Les scientifiques modifient constamment les agents pathogènes dans le cadre de leurs recherches. Les recherches sur le gain de fonction, dans lesquelles les agents pathogènes acquièrent de nouvelles capacités dangereuses, sont très rares. Bien plus souvent, les chercheurs « amputent » délibérément un agent pathogène afin qu’il ne puisse plus se reproduire et soit moins dangereux. De plus, les scientifiques travaillent régulièrement avec de nouvelles variantes de pathogènes. Il pourrait s’agir de nouveaux échantillons de virus provenant d’une grotte de chauves-souris en Chine ou simplement d’un pathogène bien connu présentant une seule nouvelle mutation.

Afin de déterminer de manière significative le risque et les précautions de sécurité appropriées, chaque projet de recherche doit finalement être évalué individuellement.

À quel point est-il trop risqué ?

Et il y a un autre problème : même dans les laboratoires de haute sécurité, il y a eu des épidémies d’agents pathogènes dans le passé.

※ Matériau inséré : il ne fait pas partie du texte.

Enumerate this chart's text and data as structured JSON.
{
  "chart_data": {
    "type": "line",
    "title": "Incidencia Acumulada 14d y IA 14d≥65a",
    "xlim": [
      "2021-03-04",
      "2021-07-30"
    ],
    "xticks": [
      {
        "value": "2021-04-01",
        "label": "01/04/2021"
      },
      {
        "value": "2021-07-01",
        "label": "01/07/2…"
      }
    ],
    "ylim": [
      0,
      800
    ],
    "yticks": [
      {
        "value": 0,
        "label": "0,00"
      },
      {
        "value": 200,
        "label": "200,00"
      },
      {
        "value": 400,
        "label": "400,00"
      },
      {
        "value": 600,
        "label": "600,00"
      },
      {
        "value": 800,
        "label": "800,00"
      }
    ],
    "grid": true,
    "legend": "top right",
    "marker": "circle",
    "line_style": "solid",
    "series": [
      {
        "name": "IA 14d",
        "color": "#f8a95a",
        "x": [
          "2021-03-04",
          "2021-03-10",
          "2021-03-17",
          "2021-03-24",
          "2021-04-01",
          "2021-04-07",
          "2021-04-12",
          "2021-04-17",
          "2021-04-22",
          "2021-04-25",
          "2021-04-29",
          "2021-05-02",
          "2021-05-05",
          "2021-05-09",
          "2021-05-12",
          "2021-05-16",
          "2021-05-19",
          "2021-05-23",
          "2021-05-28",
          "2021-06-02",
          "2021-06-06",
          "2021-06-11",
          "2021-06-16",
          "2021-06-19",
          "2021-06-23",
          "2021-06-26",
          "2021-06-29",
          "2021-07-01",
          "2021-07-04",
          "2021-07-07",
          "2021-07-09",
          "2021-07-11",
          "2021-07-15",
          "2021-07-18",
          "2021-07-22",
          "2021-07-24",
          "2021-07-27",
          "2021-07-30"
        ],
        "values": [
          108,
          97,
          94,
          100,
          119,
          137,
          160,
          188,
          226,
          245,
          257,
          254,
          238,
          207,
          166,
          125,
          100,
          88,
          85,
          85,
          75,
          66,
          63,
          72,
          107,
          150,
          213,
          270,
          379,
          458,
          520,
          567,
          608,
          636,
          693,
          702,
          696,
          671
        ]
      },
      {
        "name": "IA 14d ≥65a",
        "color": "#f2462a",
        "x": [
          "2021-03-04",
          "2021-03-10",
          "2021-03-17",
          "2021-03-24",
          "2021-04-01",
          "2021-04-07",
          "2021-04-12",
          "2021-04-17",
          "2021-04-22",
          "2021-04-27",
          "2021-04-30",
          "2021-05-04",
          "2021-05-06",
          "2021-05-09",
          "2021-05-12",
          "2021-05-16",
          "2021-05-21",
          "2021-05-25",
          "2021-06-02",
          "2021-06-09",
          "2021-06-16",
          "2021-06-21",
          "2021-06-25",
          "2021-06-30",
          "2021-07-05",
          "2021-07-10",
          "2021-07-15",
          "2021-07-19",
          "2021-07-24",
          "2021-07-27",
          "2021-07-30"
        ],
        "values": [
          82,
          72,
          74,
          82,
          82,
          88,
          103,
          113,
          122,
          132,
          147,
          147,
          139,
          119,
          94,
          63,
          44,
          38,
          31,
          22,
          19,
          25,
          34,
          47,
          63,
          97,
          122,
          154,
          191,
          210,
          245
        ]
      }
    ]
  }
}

En 2003, une étudiante d'un laboratoire de haute sécurité à Pékin a été infectée par le virus Sars-1 et a infecté sa mère, qui est décédée. Une épidémie de fièvre aphteuse chez les vaches au Royaume-Uni en 2007 a probablement trouvé son origine dans le laboratoire d'une société pharmaceutique. Et il a même été prouvé que le Sars-CoV-2 s’était échappé d’un laboratoire une fois . En novembre 2021, près de deux ans après le début de la pandémie, un jeune chercheur d’un laboratoire de haute sécurité à Taïwan a été infecté par une variante du virus qui ne circulait même pas à Taïwan à l’époque.

Ces épidémies pourraient être dues à des déficiences dans les infrastructures ou à des règles de sécurité mal appliquées. En fin de compte, même avec les précautions de sécurité les plus strictes, l’erreur humaine crée un risque résiduel qu’un agent pathogène s’échappe du laboratoire.

Faut-il interdire complètement les recherches particulièrement risquées ? Il s’agit de peser le pour et le contre, un peu comme dans le cas du « trolley » : un wagon roule sur une voie ferrée vers un groupe de personnes qui seraient tuées par la collision. Ce sont des pandémies d’origine naturelle qui menacent à tout moment. En déplaçant un levier, la trajectoire du wagon peut être modifiée. C’est la recherche qui peut nous protéger des pires conséquences d’une pandémie. Mais même sur la nouvelle voie ferrée, le wagon pourrait écraser des personnes – si un accident dans le laboratoire provoquait l’apparition d’une maladie qui n’aurait pas existé autrement.

Grâce à un travail minutieux, à des mécanismes de protection complets et à des contrôles stricts en laboratoire, les risques de la recherche peuvent être minimisés. Cependant, personne n’a encore été en mesure de fournir une solution claire quant à la manière d’obtenir les avantages complètement sans les risques.